Solid Polymer Electrolytes Comprising Camphor-Derived Chiral Salts for Solid-State Batteries

Solid polymer electrolytes (SPEs) with both excellent processability and flexibility have been deemed as an auspicious alternative to develop safe solid-state lithium metal (Li°) batteries (SSLMBs). The electrochemical performance of SSLMBs is ultimately associated with the nature of the Li-salt anion and the widely used bis(trifluoromethanesulfonyl)imide anion (TFSI) is "slippery" due to its perfluorinated nature and therefore highly mobile, which leads to severe polarization upon battery cell charge/discharge cycles. In this work, we report on a new type of chiral salts, synthesized from commercially available camphorsulfonic acid, used in poly(ethylene oxide) (PEO)-based SPEs. The impact of the chirality of the anions on the fundamental physical properties of the SPEs is extensively studied in terms of thermal stability, phase transition and ionic conductivity, etc.
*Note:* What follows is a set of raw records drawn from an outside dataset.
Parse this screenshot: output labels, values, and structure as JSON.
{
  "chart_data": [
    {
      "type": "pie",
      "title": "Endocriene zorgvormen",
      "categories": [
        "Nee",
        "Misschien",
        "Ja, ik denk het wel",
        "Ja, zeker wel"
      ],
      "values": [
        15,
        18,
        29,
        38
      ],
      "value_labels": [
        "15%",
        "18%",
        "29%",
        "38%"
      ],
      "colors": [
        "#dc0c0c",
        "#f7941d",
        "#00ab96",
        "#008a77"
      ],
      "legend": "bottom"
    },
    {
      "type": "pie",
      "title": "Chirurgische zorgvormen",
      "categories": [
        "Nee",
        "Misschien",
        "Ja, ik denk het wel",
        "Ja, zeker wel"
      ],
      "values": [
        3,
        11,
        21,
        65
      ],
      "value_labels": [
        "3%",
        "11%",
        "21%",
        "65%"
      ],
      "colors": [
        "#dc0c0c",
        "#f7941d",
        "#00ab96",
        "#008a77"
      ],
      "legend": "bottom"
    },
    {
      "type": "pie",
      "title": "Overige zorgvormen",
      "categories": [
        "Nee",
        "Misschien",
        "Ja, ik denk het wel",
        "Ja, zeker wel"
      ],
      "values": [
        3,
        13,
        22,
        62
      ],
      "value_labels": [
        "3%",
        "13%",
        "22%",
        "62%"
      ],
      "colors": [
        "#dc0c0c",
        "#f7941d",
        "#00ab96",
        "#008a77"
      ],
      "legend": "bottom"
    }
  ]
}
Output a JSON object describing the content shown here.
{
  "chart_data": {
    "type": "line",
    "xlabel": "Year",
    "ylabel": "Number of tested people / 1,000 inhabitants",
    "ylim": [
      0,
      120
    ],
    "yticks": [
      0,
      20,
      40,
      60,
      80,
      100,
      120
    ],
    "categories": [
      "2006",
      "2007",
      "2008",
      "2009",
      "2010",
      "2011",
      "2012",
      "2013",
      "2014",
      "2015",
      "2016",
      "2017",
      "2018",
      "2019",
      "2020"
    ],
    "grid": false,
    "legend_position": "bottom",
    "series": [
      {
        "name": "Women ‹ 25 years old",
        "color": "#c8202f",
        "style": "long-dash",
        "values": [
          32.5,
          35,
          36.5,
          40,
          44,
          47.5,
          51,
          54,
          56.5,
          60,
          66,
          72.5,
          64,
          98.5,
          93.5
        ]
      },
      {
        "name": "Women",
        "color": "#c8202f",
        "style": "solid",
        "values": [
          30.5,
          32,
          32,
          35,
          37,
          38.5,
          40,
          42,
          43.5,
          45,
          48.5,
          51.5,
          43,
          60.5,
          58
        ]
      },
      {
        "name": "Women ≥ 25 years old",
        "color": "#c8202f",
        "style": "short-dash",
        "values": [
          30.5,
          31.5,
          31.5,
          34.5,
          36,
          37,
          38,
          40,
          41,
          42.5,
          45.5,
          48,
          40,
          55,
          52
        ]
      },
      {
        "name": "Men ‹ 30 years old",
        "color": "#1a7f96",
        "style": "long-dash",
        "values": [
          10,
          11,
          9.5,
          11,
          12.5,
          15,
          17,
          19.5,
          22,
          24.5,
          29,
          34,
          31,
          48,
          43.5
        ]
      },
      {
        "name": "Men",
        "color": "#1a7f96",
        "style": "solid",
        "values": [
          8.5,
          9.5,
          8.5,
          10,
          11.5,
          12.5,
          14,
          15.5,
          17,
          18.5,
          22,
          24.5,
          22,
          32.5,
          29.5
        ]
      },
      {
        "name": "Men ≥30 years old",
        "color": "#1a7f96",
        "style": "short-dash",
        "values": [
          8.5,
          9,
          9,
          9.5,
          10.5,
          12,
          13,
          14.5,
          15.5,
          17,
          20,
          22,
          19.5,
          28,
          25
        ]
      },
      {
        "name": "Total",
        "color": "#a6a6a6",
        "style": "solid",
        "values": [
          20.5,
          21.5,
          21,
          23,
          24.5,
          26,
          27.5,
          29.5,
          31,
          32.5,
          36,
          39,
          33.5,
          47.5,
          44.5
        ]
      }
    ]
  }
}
We demonstrate that the resulting SPEs exhibit agreeable ionic conductivities (ca. 10‒4 S cm‒1) accompanied by high cation transference numbers (ca. 0.5) at 70 °C. Whether either the R or the S enantiomers are used the ion transport properties are the same, as expected, but rather surprisingly the artificial racemic mixture is within the errors of the measurements just as conductive. We discuss how this opens a new avenue to design novel salts for reaching high-performant SSLMBs.